The three-level hierarchy maps directly to runtime log paths. When a job fails, Loom writes structured pointers that let you jump straight to the failing step without reading aggregated logs.

Log path structure

.loom/.runtime/logs/<run_id>/
├── pipeline/
│ ├── summary.json ← overall run status
│ └── manifest.json ← pointers to failing job(s)
└── jobs/
└── <job_id>/
├── summary.json ← job status + exit code
├── manifest.json ← pointer to failing step
├── user/
│ └── script/
│ ├── 00/
│ │ └── events.jsonl ← step 0 event stream
│ └── 01/
│ └── events.jsonl ← step 1 event stream
└── system/
└── provider/
└── events.jsonl ← provider-level events

Following a failure pointer

  1. Read the job manifest at .loom/.runtime/logs/<run_id>/jobs/<job_id>/manifest.json.
  2. Find the failing_step_events_path field — it points directly to the failing step's event stream.
  3. Read the step events file — it contains the exact command, exit code, and stderr excerpt.

Example manifest:

{
"failing_section": "script",
"failing_step_index": 2,
"failing_step_events_path": "jobs/check-pnpm/user/script/02/events.jsonl",
"system_sections": [
{
"system_section": "provider",
"events_path": "jobs/check-pnpm/system/provider/events.jsonl"
}
]
}

This structured pointer path replaces searching through full stdout/stderr dumps and gives you failure evidence in seconds.

Common pitfalls

Missing required keys

  • Symptom: loom check reports errors like add required key stage for this job or add required key target with value "linux".
  • Fix: Ensure every executable job has stage, target, and script. Template jobs need at least script or extends.
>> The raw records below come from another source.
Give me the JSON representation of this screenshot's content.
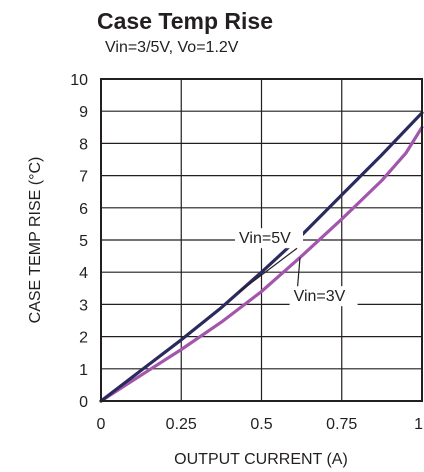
{
  "chart_data": {
    "type": "line",
    "title": "Case Temp Rise",
    "subtitle": "Vin=3/5V, Vo=1.2V",
    "xlabel": "OUTPUT CURRENT (A)",
    "ylabel": "CASE TEMP RISE (°C)",
    "xlim": [
      0,
      1
    ],
    "ylim": [
      0,
      10
    ],
    "x_ticks": [
      0,
      0.25,
      0.5,
      0.75,
      1
    ],
    "x_tick_labels": [
      "0",
      "0.25",
      "0.5",
      "0.75",
      "1"
    ],
    "y_ticks": [
      0,
      1,
      2,
      3,
      4,
      5,
      6,
      7,
      8,
      9,
      10
    ],
    "y_tick_labels": [
      "0",
      "1",
      "2",
      "3",
      "4",
      "5",
      "6",
      "7",
      "8",
      "9",
      "10"
    ],
    "grid": true,
    "series": [
      {
        "name": "Vin=5V",
        "color": "#2b2a5e",
        "x": [
          0,
          0.125,
          0.25,
          0.375,
          0.5,
          0.625,
          0.75,
          0.875,
          1.0
        ],
        "y": [
          0,
          0.95,
          1.9,
          2.9,
          4.0,
          5.15,
          6.4,
          7.65,
          8.95
        ]
      },
      {
        "name": "Vin=3V",
        "color": "#a356ac",
        "x": [
          0,
          0.125,
          0.25,
          0.375,
          0.5,
          0.625,
          0.75,
          0.875,
          0.95,
          1.0
        ],
        "y": [
          0,
          0.8,
          1.6,
          2.45,
          3.4,
          4.5,
          5.65,
          6.85,
          7.7,
          8.5
        ]
      }
    ],
    "annotations": [
      {
        "text": "Vin=5V",
        "series": "Vin=5V",
        "x": 0.43,
        "y": 4.9
      },
      {
        "text": "Vin=3V",
        "series": "Vin=3V",
        "x": 0.6,
        "y": 3.1
      }
    ]
  }
}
Can't find the failure in logs

  • Symptom: You're reading full stdout/stderr logs but can't identify what failed.
  • Fix: Follow the structured pointer path: pipeline manifest → job manifest → failing_step_events_path → step events.jsonl. See the Diagnostics ladder for the full triage flow.

Unexpected execution order

  • Symptom: Jobs run in a different order than expected.
  • Fix: Stage order comes from the stages: list (declaration order). Within a stage, jobs sort alphabetically by name. Use needs for explicit ordering. Run loom compile to inspect the resolved execution graph.